Whether or how small-time MAGA figures are connected to bigger players like Erik Prince, Elliott Broidy, or foreign governments themselves remains to be seen. The Foreign Agents Registration Act (FARA) requires anyone acting on behalf of a foreign principal to influence U.S. public opinion or policy to register with the Department of Justice, but there are loopholes and gray areas that allow many such campaigns to operate under the radar. For instance, an American defense contractor could donate large sums to a U.S.-based think tank to effectively advocate on behalf of a foreign power without being forced to disclose its activities.

But there’s nothing like a federal investigation to force closely guarded information into the public domain. A look back at Paul Manafort’s secret effort to discredit the Ukrainian opposition, detailed by Ukrainian government sources and filings by federal prosecutors, is instructive. Manafort paid a conservative blogger named Christopher Badeaux—who was previously entangled in the Malaysian payola scandal— to establish a website for a “fake” think tank called the Center for the Study of Former Soviet Socialist Republics (CXSSR). Badeaux’s role emerged when he was named as a potential witness for the Manafort trial in the District of Columbia (which became moot once Manafort struck a plea deal with the federal government).

It remains to be seen what George Nader—the Erik Prince- and Elliott Broidy-linked UAE adviser who funneled millions to support anti-Qatar think tank conferences—has told federal investigators. To the extent that Mueller’s report is made public, we could learn more about how this opaque advocacy campaign worked, and who else might have been involved. It will be important to keep an eye on how aggressive Attorney General William Barr is in blocking the release of information that falls under his fourth stated criterion for redaction: “information that would unduly infringe on the personal privacy and reputational interests of peripheral third parties.”

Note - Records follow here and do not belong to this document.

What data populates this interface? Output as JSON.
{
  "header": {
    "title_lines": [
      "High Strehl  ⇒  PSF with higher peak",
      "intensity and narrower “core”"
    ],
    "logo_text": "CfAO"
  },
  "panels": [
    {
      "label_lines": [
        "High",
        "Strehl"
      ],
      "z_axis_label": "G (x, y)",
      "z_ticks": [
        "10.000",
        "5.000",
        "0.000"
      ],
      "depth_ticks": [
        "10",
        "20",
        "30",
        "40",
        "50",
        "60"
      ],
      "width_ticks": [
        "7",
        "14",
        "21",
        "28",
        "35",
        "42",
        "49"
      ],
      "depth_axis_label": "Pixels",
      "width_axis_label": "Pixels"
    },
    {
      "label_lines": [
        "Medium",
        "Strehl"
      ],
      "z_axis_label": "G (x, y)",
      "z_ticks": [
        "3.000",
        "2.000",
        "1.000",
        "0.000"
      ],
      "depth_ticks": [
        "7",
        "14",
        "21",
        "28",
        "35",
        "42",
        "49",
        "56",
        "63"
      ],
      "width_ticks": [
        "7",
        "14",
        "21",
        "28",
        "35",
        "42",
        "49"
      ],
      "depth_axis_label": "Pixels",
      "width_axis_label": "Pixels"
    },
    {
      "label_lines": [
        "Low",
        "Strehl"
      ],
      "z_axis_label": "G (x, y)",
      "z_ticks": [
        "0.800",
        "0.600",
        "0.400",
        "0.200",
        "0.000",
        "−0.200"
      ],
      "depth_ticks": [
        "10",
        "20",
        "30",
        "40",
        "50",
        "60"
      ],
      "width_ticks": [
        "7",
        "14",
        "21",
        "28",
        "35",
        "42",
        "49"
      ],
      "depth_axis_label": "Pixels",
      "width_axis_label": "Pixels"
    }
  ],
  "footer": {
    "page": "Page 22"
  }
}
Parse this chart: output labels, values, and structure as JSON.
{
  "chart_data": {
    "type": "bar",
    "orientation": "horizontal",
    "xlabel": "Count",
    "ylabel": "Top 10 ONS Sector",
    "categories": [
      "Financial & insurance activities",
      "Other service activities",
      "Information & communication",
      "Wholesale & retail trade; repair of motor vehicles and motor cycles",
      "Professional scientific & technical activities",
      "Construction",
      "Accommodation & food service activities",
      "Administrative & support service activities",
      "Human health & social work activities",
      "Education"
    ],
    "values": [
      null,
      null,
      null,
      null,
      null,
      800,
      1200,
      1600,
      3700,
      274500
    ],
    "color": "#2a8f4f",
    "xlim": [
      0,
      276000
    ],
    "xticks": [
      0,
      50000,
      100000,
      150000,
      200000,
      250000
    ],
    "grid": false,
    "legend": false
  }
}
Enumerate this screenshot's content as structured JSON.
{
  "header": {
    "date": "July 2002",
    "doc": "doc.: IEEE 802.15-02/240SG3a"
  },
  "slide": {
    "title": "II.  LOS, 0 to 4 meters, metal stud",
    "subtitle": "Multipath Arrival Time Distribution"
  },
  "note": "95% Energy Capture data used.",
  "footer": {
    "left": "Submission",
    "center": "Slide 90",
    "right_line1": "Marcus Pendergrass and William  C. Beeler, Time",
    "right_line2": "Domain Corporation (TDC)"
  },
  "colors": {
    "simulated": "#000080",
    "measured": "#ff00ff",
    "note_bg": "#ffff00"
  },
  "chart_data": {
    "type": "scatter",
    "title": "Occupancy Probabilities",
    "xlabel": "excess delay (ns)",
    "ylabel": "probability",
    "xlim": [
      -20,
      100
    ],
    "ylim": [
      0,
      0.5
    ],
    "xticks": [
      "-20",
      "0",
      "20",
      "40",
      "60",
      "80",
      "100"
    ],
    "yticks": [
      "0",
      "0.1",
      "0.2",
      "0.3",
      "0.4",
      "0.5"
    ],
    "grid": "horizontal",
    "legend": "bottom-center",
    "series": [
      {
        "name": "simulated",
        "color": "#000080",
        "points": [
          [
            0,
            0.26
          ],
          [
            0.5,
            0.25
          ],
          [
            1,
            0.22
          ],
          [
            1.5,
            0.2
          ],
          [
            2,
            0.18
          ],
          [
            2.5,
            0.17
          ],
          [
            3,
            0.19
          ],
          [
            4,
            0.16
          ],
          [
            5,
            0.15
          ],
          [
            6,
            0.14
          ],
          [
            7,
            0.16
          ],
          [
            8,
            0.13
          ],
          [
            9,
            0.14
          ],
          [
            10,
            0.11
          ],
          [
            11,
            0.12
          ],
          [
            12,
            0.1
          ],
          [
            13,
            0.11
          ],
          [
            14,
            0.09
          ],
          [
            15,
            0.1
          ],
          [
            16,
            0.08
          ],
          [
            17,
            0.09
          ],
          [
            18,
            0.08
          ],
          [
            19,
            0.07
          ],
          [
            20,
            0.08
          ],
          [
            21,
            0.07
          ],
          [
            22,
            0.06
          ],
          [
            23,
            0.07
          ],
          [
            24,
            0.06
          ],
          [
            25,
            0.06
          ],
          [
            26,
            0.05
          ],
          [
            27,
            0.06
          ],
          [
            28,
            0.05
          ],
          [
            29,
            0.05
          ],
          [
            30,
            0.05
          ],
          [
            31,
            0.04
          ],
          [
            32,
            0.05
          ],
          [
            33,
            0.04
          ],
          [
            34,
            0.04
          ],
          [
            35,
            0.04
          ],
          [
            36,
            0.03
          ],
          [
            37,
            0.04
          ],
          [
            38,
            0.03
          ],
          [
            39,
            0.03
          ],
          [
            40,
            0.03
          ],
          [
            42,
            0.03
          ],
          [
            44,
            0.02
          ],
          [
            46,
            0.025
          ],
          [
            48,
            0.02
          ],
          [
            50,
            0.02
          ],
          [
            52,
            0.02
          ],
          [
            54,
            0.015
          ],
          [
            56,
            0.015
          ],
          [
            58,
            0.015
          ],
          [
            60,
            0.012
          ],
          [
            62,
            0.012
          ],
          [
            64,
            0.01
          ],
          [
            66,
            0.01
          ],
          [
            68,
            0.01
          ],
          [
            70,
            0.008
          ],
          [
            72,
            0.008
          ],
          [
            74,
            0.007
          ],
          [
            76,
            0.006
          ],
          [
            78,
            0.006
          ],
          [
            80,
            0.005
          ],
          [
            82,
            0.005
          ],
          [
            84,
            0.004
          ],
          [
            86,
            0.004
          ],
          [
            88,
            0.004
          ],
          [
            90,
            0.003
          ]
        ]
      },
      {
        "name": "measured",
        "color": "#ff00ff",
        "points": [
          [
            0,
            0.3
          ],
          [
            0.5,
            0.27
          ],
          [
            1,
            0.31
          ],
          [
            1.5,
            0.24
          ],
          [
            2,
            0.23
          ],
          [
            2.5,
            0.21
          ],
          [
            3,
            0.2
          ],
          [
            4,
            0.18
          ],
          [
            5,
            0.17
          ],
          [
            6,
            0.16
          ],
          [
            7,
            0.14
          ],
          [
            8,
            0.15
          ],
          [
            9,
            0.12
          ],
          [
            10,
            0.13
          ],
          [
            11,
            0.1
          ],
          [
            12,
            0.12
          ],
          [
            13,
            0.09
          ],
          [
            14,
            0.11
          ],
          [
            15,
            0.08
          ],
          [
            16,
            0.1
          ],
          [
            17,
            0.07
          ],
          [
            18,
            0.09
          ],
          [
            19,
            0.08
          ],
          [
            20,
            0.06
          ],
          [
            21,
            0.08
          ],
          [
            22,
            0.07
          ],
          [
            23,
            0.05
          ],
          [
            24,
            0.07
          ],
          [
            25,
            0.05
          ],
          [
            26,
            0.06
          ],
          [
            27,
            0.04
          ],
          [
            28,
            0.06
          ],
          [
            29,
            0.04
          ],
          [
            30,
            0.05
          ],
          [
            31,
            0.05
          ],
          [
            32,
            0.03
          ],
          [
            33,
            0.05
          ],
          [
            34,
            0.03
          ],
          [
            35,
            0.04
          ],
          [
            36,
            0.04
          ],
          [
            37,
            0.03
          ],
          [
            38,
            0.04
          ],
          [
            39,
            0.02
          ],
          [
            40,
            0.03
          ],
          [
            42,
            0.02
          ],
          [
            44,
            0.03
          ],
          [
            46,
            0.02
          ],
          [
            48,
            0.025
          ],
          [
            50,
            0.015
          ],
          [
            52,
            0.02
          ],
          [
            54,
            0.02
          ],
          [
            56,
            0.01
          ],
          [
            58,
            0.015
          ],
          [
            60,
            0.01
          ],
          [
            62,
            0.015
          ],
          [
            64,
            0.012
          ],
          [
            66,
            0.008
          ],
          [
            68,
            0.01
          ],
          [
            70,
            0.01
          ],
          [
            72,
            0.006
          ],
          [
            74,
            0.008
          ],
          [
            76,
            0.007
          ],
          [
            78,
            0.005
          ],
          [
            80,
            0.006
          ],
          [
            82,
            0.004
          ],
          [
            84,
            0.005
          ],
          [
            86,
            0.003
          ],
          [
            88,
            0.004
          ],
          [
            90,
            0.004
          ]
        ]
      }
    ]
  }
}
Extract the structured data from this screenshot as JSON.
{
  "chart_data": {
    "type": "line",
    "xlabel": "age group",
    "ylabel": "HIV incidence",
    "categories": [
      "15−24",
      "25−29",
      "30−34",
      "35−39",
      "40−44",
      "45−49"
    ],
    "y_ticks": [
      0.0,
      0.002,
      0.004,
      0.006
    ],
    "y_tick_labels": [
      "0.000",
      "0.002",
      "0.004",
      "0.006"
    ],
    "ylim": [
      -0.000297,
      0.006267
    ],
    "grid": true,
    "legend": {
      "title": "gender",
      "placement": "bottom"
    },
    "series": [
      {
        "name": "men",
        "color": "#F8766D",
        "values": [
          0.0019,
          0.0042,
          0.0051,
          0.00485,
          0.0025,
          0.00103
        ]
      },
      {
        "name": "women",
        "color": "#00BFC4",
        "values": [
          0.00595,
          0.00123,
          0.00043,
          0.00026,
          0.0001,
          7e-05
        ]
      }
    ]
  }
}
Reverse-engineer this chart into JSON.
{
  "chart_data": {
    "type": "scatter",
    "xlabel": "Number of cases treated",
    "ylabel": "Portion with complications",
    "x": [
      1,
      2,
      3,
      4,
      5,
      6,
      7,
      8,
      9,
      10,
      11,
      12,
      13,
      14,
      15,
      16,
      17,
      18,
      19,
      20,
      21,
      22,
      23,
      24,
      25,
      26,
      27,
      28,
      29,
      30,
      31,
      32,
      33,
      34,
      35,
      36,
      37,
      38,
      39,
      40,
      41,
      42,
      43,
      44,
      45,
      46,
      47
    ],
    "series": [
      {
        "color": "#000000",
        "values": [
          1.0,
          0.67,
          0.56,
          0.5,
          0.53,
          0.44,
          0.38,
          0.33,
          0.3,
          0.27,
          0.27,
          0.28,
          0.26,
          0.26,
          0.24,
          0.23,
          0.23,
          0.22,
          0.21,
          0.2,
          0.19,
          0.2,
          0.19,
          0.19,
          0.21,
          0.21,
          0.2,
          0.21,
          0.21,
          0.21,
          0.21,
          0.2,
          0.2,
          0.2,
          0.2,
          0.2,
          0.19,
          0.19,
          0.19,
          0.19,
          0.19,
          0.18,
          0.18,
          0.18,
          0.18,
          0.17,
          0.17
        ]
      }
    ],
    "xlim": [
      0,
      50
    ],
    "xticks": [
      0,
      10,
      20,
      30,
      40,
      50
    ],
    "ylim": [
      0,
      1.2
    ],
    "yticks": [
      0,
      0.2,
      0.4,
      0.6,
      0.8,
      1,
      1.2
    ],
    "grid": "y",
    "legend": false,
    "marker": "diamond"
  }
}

“What did the president know and when did he know it?” is a question we all hope the Mueller report resolves. But it is not the only question. The special counsel may or may not provide a roadmap for impeachment by documenting crimes, conspiracies or other abuses of power. By exposing the Middle East grift, he could also help drain the swamp that fuels so much of the cynicism that dominates our politics. And if you subscribe to the theory that “Trump is a symptom, not a cause,” this might turn out to be more important to the future of the republic.


Correction, April 12, 2019, 12:49 p.m.: The article originally stated that, “According to hacked emails given to the New York Times, ex-RNC finance co-chair Elliott Broidy also claimed to have personally lobbied the president to fire Tillerson.” Broidy is not a registered lobbyist and his recommendation to President Trump that Tillerson be fired was not made in an official capacity. The sentence has been changed to read: “According to hacked emails given to the New York Times, ex-RNC finance co-chair Elliott Broidy also claimed to have personally recommended that the president to fire Tillerson.”